Alison defies one's expectations. Described by the narrator as a church-going woman nonpareil, she presents herself unflatteringly in her prologue. Blinding herself to her immorality with her verbose diatribe, she interprets the scriptures, classical literature, and mythology to suit her immediate needs. By interpreting Alison's tale as wish fulfillment, however, one can grasp for a handle to her motives, hopes, and agenda. The hag exploits the knight as a means to an end, to be young and beautiful. As she gets older, Alison's fading features will not sustain her narcissism. To love herself, she must be beautiful, even if only in the eyes of her next husband. Without the lever of a knight's pledge, Alison will need him to love her as the knight loves the hag. Although her logic is impeccable, Alison confounds the magic of her tale with God's miracles. Alison's experiences have unsettled her faith in the possibility of such love. Through God's grace, she hopes for a miracle at the Saint's tomb to restore her faith, giving her the confidence to achieve her objective.

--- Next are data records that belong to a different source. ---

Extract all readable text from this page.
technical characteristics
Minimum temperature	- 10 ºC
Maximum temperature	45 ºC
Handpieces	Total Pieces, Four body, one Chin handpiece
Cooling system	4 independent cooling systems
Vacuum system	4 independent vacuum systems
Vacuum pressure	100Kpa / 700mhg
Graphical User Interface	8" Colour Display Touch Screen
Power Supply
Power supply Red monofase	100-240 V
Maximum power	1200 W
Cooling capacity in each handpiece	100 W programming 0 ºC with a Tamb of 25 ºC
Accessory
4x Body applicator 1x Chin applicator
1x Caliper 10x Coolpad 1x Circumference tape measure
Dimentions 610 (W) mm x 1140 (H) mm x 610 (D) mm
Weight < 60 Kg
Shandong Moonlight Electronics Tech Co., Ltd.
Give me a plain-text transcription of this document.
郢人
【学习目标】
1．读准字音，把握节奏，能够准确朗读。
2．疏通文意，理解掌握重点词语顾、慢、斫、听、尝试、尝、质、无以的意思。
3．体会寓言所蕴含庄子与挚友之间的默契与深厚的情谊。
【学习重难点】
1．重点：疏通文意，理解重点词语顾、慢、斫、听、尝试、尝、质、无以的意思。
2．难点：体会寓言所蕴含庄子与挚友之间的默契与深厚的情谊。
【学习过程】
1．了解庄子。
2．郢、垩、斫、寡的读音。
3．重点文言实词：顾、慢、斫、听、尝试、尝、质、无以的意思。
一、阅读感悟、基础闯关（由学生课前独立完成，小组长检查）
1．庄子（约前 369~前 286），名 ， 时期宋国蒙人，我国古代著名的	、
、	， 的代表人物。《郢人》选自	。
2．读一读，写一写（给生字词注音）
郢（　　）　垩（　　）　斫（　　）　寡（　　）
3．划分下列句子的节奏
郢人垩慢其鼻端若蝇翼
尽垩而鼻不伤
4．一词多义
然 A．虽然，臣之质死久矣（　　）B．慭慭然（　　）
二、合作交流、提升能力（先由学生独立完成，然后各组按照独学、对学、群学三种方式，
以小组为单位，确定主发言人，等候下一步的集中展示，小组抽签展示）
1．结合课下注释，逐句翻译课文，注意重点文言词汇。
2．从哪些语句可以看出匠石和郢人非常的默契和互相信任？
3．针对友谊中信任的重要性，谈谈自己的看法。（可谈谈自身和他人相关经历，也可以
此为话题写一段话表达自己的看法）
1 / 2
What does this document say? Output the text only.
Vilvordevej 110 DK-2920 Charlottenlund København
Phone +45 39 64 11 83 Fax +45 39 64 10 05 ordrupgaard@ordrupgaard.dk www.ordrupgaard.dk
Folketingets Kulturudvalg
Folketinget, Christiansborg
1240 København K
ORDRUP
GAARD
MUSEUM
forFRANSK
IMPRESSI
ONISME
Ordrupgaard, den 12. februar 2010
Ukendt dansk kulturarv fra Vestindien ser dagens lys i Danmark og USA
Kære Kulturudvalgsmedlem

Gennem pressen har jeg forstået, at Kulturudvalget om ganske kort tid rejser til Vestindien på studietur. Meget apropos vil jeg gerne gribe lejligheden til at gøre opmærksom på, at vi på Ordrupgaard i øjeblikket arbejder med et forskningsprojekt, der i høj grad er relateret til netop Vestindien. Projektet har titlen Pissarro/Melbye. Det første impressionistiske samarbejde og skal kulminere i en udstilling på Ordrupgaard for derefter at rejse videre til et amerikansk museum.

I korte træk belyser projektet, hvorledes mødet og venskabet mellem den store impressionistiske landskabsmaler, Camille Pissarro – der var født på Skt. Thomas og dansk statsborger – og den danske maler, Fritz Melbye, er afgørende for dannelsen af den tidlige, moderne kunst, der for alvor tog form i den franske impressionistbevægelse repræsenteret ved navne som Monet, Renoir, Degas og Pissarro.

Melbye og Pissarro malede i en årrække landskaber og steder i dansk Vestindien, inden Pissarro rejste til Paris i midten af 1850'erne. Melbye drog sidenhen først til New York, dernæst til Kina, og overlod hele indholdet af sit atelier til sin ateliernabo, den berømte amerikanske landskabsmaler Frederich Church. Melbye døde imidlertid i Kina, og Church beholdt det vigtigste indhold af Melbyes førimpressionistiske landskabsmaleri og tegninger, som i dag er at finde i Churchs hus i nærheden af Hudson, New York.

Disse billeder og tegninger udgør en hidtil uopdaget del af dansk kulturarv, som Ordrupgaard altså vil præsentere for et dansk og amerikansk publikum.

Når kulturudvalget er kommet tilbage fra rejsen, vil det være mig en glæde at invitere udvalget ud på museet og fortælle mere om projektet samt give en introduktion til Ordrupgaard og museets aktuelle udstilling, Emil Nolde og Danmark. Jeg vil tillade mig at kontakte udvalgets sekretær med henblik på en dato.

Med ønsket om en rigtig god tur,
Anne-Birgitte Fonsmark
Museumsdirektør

Beautiful, wealthy, and not yet old, Alison implicitly denigrates the attainments of the lady of her tale. With her looks, Alison picks and chooses husbands, as worthy as any, who freely marry for her looks and sex — caveat emptor. In contrast, the hag's guile in trapping an errant knight — a rapist — to fall in love with her taints her success. Worse, Alison's interpretation of the Arthurian legend questions the possible existence of a marriage partnership centered on individual sovereignty through love. She replaces the biblical exhortation that husbands exert dominion over wives, with her refrain that wives take dominion over husbands, as the logical, practical, and preferred outcome of marriage. Alison's myopic view of marriage affects her expectations. Pessimistically, uncharitably, and filled with vanity, she drags all marriages into her hell, by praying that all husbands submit to her definition of the essence of marriage.

Works Cited and Consulted

Chaucer, Geoffrey. "From Canterbury Tales." The Longman Anthology of British Literature. Volume One. Ed. David Damrosch. New York: Addison-Wesley, 2003. (301-421).